21st may 2007
Sometimes everything goes a little quiet here; the builder, the geometra, the man about the well and the guys building the gates haven’t called, no-one is visiting or is about to visit, and the battery on my Black and Decker drill goes flat.
It is at these times that you are forced to tackle the Italian system of bureaucracy. We came out here determined not to be critical of the country that gave birth to the Roman Empire, fostered the Renaissance, made the Word Cup final 16 times (and won it 4 of those times). But there is something peculiar here which seems designed to have you shaking your head and wrinkling up your eyebrows at every official office in the land.
Stamps are the key to success in Italy. You have to buy them to put onto each document you sign, and you get them from the tobacconist (unlike bus tickets which you get from the bar).
I carefully collected all the documents I thought I needed to apply for residency here, and went and sat in the queue with my ticket last Wednesday morning. Unfortunately I now need to go to Rome with my Marriage certificate and all our Birth Certificates to get them officially ratified, translated into Italian and stamped at the British Embassy.
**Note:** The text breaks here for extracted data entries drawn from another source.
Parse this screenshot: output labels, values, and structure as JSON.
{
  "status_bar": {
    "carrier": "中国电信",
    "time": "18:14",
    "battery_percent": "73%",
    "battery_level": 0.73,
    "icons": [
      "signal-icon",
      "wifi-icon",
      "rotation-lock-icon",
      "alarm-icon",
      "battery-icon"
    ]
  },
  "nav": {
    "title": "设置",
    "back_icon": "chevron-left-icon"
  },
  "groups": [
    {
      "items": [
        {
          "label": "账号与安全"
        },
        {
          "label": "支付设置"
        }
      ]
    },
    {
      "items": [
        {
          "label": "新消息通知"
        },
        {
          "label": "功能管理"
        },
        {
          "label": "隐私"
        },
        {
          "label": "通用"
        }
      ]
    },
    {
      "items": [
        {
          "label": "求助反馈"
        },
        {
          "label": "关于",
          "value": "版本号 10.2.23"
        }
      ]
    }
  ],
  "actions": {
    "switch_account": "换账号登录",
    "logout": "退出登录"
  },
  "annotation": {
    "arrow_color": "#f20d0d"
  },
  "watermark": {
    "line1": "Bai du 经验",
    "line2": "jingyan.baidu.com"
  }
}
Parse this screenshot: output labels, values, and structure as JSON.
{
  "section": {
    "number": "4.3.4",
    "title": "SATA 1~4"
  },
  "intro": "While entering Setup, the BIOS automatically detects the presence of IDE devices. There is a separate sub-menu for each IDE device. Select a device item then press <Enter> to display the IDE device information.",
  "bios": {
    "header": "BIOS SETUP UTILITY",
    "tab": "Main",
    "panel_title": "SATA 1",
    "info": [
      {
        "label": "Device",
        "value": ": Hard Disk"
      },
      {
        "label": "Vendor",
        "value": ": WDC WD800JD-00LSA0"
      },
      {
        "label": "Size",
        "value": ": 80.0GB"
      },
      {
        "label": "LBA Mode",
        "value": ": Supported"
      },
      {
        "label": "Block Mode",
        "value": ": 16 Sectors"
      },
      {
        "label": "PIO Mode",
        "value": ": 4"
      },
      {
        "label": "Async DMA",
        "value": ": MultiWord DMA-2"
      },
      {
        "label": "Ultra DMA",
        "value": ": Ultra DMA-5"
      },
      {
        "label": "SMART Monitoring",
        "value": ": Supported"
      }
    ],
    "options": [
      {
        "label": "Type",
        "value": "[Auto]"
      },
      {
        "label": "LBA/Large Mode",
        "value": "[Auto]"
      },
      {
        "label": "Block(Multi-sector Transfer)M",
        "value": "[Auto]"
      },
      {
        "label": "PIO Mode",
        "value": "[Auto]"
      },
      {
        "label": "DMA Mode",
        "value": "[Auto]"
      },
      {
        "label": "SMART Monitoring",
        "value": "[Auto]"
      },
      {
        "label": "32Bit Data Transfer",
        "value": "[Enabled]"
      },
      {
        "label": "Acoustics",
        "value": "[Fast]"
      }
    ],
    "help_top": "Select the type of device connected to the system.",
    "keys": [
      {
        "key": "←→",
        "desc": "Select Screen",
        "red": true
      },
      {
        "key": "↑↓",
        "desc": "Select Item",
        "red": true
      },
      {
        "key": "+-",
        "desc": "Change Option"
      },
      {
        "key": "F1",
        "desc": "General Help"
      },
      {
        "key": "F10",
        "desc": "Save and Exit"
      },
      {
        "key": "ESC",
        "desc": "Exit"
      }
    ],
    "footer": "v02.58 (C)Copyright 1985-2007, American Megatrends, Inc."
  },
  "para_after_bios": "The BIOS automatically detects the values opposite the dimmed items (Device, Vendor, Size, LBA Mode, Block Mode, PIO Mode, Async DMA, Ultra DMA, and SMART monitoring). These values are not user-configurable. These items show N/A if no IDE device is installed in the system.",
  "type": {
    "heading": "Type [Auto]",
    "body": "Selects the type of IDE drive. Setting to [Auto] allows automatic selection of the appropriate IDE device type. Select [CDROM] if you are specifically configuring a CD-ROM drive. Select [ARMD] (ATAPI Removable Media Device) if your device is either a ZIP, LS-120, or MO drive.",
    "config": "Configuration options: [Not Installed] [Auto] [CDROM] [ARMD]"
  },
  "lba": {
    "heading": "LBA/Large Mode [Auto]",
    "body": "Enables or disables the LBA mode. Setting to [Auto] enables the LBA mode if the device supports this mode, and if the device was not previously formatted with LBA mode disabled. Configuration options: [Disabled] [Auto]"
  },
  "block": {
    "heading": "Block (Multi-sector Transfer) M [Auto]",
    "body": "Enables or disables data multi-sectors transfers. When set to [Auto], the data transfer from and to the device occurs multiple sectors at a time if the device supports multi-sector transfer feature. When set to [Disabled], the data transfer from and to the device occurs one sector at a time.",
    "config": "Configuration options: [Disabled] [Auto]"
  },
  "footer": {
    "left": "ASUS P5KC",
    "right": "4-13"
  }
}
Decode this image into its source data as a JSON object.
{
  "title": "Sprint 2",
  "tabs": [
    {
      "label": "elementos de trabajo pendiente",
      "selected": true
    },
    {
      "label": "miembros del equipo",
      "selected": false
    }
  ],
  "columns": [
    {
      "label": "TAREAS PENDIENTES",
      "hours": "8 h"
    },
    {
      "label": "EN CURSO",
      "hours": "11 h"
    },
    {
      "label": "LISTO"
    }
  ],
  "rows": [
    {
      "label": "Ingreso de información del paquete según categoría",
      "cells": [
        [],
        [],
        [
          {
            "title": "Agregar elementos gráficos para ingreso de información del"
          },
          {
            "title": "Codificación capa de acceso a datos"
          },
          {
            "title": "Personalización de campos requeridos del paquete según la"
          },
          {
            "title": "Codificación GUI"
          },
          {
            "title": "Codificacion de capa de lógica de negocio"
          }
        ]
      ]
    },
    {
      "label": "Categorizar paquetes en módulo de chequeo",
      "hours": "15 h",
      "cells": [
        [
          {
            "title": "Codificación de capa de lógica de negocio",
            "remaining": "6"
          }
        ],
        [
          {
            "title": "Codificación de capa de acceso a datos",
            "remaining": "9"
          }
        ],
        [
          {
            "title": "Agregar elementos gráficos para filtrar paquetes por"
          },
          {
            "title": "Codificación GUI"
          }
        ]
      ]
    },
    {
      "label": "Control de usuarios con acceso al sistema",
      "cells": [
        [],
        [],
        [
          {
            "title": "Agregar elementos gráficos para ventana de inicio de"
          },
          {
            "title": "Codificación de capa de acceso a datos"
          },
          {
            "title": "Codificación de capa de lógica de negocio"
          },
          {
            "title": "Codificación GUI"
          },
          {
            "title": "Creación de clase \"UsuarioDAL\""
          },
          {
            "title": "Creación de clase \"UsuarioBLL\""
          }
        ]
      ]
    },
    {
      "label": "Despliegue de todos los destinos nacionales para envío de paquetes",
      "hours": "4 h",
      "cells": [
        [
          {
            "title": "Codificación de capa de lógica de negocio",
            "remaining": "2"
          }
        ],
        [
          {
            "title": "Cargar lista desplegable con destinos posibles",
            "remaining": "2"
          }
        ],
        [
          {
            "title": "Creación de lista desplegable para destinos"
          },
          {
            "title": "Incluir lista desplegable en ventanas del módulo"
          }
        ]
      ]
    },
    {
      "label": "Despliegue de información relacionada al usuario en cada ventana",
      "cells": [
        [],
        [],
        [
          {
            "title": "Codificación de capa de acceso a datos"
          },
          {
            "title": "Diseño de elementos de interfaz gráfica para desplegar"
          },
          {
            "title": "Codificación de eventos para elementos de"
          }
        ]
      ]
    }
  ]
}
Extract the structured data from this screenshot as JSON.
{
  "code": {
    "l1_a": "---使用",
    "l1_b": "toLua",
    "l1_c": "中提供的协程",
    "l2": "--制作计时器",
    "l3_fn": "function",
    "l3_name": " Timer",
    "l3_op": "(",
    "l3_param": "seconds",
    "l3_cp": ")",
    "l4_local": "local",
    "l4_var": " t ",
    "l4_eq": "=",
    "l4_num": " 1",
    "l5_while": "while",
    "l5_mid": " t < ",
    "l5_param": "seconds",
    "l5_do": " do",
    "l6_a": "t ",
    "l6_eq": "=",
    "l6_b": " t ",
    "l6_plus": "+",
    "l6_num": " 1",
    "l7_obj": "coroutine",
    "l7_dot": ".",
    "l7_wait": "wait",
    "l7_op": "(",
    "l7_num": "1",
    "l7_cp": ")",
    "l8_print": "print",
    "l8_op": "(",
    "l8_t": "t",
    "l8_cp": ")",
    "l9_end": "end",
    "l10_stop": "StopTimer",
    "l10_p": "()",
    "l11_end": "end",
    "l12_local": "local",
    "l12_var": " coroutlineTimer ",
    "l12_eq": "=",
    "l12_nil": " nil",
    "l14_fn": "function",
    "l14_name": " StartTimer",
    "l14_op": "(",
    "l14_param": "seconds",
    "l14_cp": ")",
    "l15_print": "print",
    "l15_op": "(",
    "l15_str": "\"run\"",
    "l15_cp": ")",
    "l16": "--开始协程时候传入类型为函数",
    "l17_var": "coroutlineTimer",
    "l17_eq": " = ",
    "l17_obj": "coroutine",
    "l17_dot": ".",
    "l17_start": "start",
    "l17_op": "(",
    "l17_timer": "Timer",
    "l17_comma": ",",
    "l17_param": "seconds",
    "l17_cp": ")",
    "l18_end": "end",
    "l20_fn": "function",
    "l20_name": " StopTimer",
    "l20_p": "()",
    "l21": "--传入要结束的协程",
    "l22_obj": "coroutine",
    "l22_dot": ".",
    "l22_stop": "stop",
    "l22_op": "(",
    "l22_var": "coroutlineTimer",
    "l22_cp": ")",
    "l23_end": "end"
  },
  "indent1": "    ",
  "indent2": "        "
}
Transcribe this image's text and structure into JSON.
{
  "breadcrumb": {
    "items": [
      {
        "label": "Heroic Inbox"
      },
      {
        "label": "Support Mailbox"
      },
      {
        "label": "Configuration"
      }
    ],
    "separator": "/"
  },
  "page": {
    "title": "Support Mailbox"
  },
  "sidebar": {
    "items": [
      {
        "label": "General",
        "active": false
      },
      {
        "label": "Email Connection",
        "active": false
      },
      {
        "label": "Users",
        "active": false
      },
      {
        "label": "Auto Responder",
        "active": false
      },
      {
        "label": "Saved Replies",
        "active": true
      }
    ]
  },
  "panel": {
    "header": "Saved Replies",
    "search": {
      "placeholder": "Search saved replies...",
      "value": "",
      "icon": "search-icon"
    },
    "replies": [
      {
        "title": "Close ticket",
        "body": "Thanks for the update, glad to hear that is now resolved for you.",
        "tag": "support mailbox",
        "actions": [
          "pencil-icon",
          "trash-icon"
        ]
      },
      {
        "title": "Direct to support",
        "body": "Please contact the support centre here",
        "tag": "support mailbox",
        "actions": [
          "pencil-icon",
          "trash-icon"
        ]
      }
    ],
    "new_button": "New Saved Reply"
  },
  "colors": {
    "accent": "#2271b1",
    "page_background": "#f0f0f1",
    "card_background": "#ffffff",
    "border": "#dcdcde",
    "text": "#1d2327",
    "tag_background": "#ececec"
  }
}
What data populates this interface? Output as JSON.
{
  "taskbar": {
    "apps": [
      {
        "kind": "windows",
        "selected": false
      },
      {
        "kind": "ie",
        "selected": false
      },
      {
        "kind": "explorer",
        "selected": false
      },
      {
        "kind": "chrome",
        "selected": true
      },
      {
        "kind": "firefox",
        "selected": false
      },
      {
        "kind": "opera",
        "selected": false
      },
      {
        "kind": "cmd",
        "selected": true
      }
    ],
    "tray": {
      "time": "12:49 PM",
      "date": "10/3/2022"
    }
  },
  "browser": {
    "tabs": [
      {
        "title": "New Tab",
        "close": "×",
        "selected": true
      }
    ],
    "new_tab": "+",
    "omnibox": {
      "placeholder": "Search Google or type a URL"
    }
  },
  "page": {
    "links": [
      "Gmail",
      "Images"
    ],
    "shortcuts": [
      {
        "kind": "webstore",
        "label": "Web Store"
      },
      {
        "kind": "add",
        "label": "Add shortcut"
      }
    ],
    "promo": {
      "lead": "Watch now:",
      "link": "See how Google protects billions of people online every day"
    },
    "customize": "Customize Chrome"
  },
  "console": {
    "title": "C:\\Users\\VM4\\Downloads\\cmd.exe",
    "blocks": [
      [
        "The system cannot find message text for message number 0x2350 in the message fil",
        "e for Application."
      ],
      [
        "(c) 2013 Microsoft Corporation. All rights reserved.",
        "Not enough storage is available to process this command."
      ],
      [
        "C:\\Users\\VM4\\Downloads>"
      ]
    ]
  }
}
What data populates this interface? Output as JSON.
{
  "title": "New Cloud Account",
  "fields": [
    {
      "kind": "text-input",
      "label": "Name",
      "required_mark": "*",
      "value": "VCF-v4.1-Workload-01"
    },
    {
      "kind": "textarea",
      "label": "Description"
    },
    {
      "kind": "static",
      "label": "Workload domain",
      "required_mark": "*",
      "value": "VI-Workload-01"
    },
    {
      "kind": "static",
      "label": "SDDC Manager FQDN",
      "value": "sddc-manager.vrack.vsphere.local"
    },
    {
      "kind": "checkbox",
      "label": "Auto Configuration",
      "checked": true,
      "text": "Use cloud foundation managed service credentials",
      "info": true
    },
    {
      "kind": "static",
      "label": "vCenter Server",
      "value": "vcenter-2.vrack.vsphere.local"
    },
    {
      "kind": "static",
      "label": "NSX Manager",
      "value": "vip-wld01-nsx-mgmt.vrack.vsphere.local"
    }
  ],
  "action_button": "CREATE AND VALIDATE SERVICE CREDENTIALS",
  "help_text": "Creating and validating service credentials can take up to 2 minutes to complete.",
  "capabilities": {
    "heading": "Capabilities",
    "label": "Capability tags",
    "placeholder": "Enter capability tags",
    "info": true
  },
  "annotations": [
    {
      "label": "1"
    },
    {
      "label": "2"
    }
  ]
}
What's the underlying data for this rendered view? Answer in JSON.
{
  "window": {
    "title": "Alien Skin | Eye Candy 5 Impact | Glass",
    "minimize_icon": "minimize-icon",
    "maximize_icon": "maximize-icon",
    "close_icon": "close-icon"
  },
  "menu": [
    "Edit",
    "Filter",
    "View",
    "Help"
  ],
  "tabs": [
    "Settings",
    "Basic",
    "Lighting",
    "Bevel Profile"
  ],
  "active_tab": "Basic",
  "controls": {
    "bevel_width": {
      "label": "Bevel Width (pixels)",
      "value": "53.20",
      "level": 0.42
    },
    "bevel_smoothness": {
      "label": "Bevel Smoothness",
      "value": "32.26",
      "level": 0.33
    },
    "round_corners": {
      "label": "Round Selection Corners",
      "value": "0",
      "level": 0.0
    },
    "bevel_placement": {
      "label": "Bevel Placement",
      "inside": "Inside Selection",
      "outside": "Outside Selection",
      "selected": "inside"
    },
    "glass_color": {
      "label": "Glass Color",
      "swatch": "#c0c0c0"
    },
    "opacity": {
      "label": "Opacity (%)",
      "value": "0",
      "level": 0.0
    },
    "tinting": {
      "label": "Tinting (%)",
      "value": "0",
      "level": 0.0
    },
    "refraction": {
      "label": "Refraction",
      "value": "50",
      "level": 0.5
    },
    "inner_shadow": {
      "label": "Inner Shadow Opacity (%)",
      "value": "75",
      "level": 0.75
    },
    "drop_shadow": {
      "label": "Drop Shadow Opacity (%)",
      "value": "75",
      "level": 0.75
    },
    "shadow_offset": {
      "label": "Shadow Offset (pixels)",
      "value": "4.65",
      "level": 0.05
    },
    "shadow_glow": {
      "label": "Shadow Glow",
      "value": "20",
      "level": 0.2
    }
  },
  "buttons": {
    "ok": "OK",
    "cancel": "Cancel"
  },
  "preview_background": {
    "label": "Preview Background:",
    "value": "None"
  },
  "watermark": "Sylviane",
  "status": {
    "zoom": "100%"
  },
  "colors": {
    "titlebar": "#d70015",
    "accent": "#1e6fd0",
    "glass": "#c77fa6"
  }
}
I then need to take these documents to the Prefecture of Police in Perugia to be officially checked and stamped as legal documents, and then I can take them, and all the other pieces of paper with stamps on, to the Comune to be stamped and to allow the application process to begin.
Fortunately my Black and Decker drill only takes an hour and a half to recharge.
The Stupidest thing I did that day;
Forgetting that Italy were very lucky to get to the finals on at least three of those occasions.